Ekonomik güçlükler, trafik, işsizlik, şiddet, iletişim aksaklıkları, travmatik olaylar, kazalar, saldırılar, hastalıklar insanları olumsuz etkiliyor. Pek çok olumsuz etkene doğrudan veya dolaylı olarak maruz kalıyoruz. Sosyal medya, televizyon gibi kaynaklar da global düzeyde pek çok olumsuzluğa maruz kalmamıza neden oluyor. Bugün bulunduğumuz noktadan dünyanın bir başka ucunda gerçekleşmiş bir olaydan etkilenebiliyoruz. Dolayısıyla psikolojik destek ihtiyaçlarımız da artıyor.

Kişisel yaşam, akademik başarı ve kariyer gelişiminden başlayarak pek çok alan ve konuda insanlar psikolojik hizmetlere başvuruyor. Bu sayede sorunlar kronikleşmeden veya performansı ketlemeden ihtiyaç duyulan önlemler alınmış oluyor.

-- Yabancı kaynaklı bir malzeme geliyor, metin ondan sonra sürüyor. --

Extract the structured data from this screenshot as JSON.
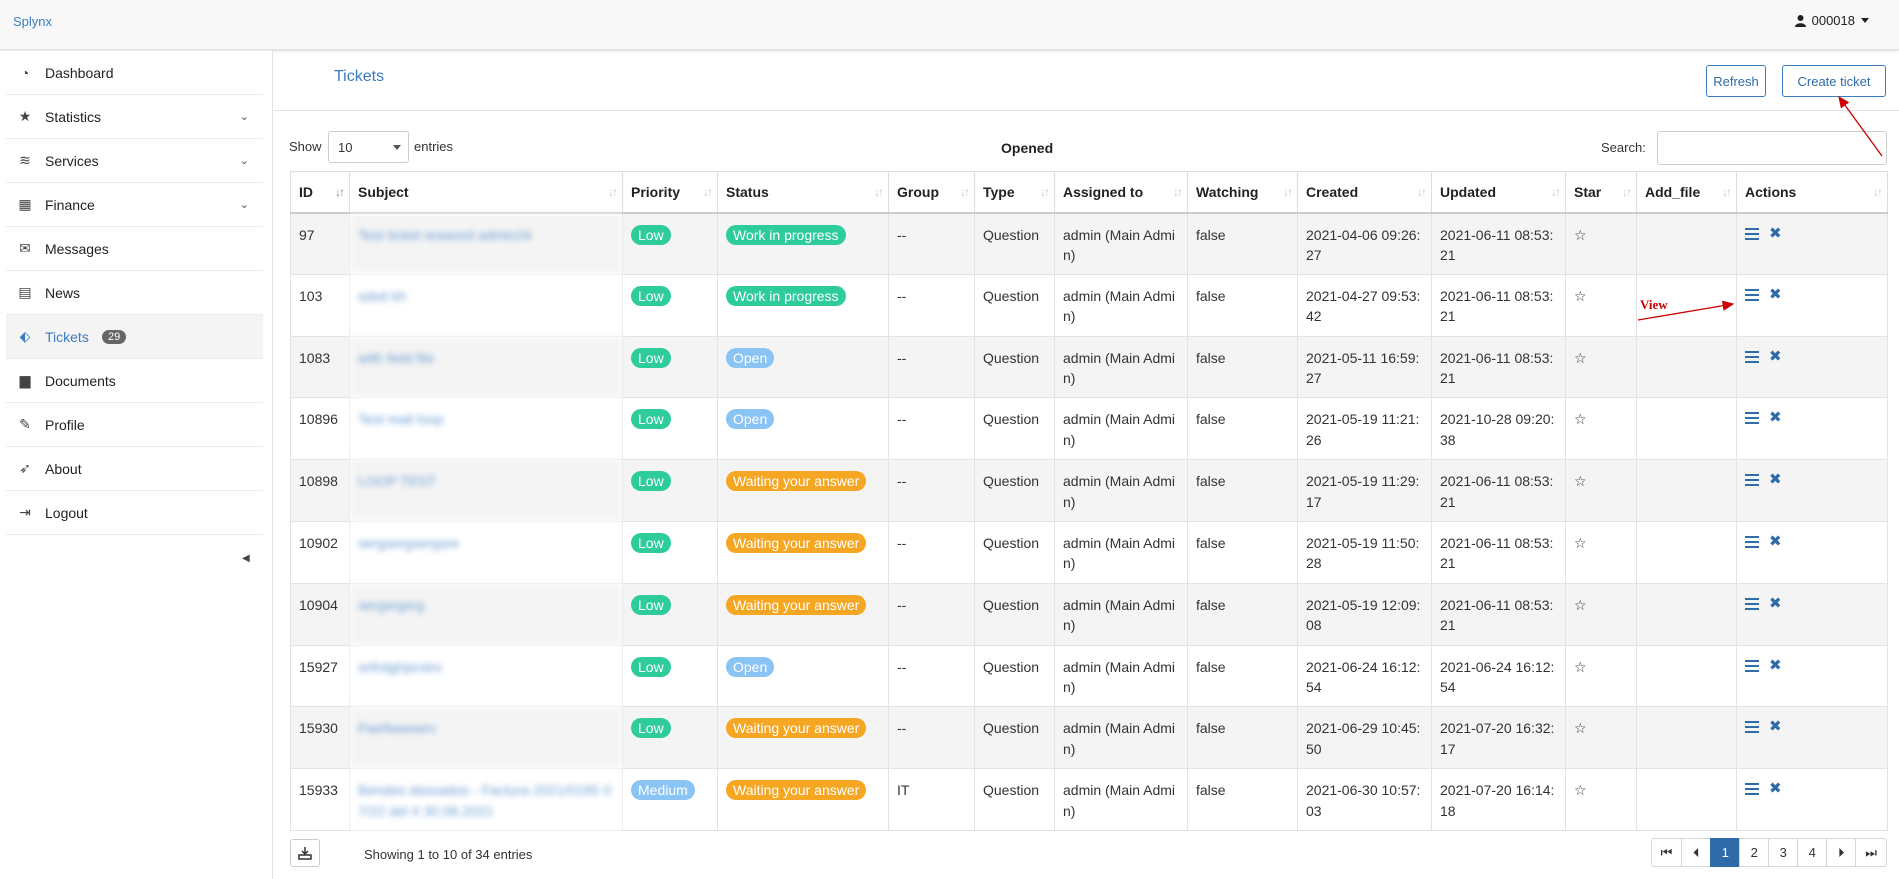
{
  "app": {
    "brand": "Splynx",
    "user": "000018"
  },
  "sidebar": {
    "items": [
      {
        "label": "Dashboard",
        "icon": "dashboard-icon",
        "chevron": false
      },
      {
        "label": "Statistics",
        "icon": "star-icon",
        "chevron": true
      },
      {
        "label": "Services",
        "icon": "wifi-icon",
        "chevron": true
      },
      {
        "label": "Finance",
        "icon": "calculator-icon",
        "chevron": true
      },
      {
        "label": "Messages",
        "icon": "envelope-icon",
        "chevron": false
      },
      {
        "label": "News",
        "icon": "newspaper-icon",
        "chevron": false
      },
      {
        "label": "Tickets",
        "icon": "ticket-icon",
        "chevron": false,
        "badge": "29",
        "active": true
      },
      {
        "label": "Documents",
        "icon": "document-icon",
        "chevron": false
      },
      {
        "label": "Profile",
        "icon": "pencil-icon",
        "chevron": false
      },
      {
        "label": "About",
        "icon": "rocket-icon",
        "chevron": false
      },
      {
        "label": "Logout",
        "icon": "logout-icon",
        "chevron": false
      }
    ]
  },
  "header": {
    "title": "Tickets",
    "refresh_label": "Refresh",
    "create_label": "Create ticket"
  },
  "controls": {
    "show_label": "Show",
    "entries_value": "10",
    "entries_label": "entries",
    "table_title": "Opened",
    "search_label": "Search:"
  },
  "table": {
    "columns": [
      "ID",
      "Subject",
      "Priority",
      "Status",
      "Group",
      "Type",
      "Assigned to",
      "Watching",
      "Created",
      "Updated",
      "Star",
      "Add_file",
      "Actions"
    ],
    "rows": [
      {
        "id": "97",
        "subject": "Test ticket resword admin24",
        "priority": "Low",
        "status": "Work in progress",
        "group": "--",
        "type": "Question",
        "assigned": "admin (Main Admin)",
        "watching": "false",
        "created": "2021-04-06 09:26:27",
        "updated": "2021-06-11 08:53:21"
      },
      {
        "id": "103",
        "subject": "sdsd kh",
        "priority": "Low",
        "status": "Work in progress",
        "group": "--",
        "type": "Question",
        "assigned": "admin (Main Admin)",
        "watching": "false",
        "created": "2021-04-27 09:53:42",
        "updated": "2021-06-11 08:53:21"
      },
      {
        "id": "1083",
        "subject": "with field file",
        "priority": "Low",
        "status": "Open",
        "group": "--",
        "type": "Question",
        "assigned": "admin (Main Admin)",
        "watching": "false",
        "created": "2021-05-11 16:59:27",
        "updated": "2021-06-11 08:53:21"
      },
      {
        "id": "10896",
        "subject": "Test mail loop",
        "priority": "Low",
        "status": "Open",
        "group": "--",
        "type": "Question",
        "assigned": "admin (Main Admin)",
        "watching": "false",
        "created": "2021-05-19 11:21:26",
        "updated": "2021-10-28 09:20:38"
      },
      {
        "id": "10898",
        "subject": "LOOP TEST",
        "priority": "Low",
        "status": "Waiting your answer",
        "group": "--",
        "type": "Question",
        "assigned": "admin (Main Admin)",
        "watching": "false",
        "created": "2021-05-19 11:29:17",
        "updated": "2021-06-11 08:53:21"
      },
      {
        "id": "10902",
        "subject": "sergsergsergsre",
        "priority": "Low",
        "status": "Waiting your answer",
        "group": "--",
        "type": "Question",
        "assigned": "admin (Main Admin)",
        "watching": "false",
        "created": "2021-05-19 11:50:28",
        "updated": "2021-06-11 08:53:21"
      },
      {
        "id": "10904",
        "subject": "sergsrgsrg",
        "priority": "Low",
        "status": "Waiting your answer",
        "group": "--",
        "type": "Question",
        "assigned": "admin (Main Admin)",
        "watching": "false",
        "created": "2021-05-19 12:09:08",
        "updated": "2021-06-11 08:53:21"
      },
      {
        "id": "15927",
        "subject": "srthdghjsrstrs",
        "priority": "Low",
        "status": "Open",
        "group": "--",
        "type": "Question",
        "assigned": "admin (Main Admin)",
        "watching": "false",
        "created": "2021-06-24 16:12:54",
        "updated": "2021-06-24 16:12:54"
      },
      {
        "id": "15930",
        "subject": "Fwefweewrv",
        "priority": "Low",
        "status": "Waiting your answer",
        "group": "--",
        "type": "Question",
        "assigned": "admin (Main Admin)",
        "watching": "false",
        "created": "2021-06-29 10:45:50",
        "updated": "2021-07-20 16:32:17"
      },
      {
        "id": "15933",
        "subject": "Bendes dassados - Factura 2021/0185 07/22 del # 30.06.2021",
        "priority": "Medium",
        "status": "Waiting your answer",
        "group": "IT",
        "type": "Question",
        "assigned": "admin (Main Admin)",
        "watching": "false",
        "created": "2021-06-30 10:57:03",
        "updated": "2021-07-20 16:14:18"
      }
    ]
  },
  "footer": {
    "showing": "Showing 1 to 10 of 34 entries",
    "pages": [
      "1",
      "2",
      "3",
      "4"
    ],
    "active_page": "1"
  },
  "annotation": {
    "view_label": "View"
  },
  "colors": {
    "accent": "#3a7cc2",
    "priority": {
      "Low": "#2ecc9a",
      "Medium": "#89c4f4"
    },
    "status": {
      "Work in progress": "#2ecc9a",
      "Open": "#89c4f4",
      "Waiting your answer": "#f5a623"
    },
    "annotation": "#cc0000"
  }
}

Pek çok birey kendini ifade edebilmek ve dinlenebilmek için bir uzmanla konuşmak istiyor. Konuşmak, objektif ve yargısız bir yaklaşımla dinleniyor olmak kişiye kendini iyi ve güvende hissettiriyor.

Artan önemine ve duyulan ihtiyaca rağmen psikolojik hizmetlerle ilgili önyargılar da hala devam ediyor. Psikolojik destek başvuruları çoğunlukla destek ihtiyacı kaçınılmaz hale geldiğinde yapılıyor. Psikolojik desteğe başvuran bireyler belki yıllardır baş etmeye çalıştıkları yaşantısal problemleri destek sayesinde kısa sürede atlatmak istiyor. Oysa yıllarca ötelenmiş bir ihtiyacın istenilen düzeyde karşılanabilmesi de zaman gerektiriyor.

Zamanında destek alınması ise sorunlar oluşmadan önleyici müdahale sağlıyor. Bu açıdan psikolojik danışmanlık hem önleyici hem de iyileştirici rol oynuyor. 

Stres ve problemler de herkesin hayatında etkilidir. Ayırıcı kriter, kişinin stresin üstesinden gelip gelemediğidir. Halledemediğini bildiği halde, ‘kendim hallederim / kendim halletmeliyim’ düşüncesi genellikle kişiyi psikoterapiye başvurmaktan alıkoyar. Problem devam ettiğinde, ciddiyetini, etki alanlarını koruduğunda ve kişi sorunların üstesinden gelemediğinde beklenen sonuçlar ortaya çıkar: Hayat kalitesinde bozulmalar, aile ve sosyal ilişkilerde zedelenmeler, iş performansında kötü yönde etkilenmeler başlayabilir. Kişi yaşadığı problem ile başa çıkabilmek için madde ve / veya alkol kullanımına yönelebilir. Hatta uzun süren problemlerin içinde kişi kayıplarının farkında bile varmadan kötüleşen hayat tarzına alışabilir.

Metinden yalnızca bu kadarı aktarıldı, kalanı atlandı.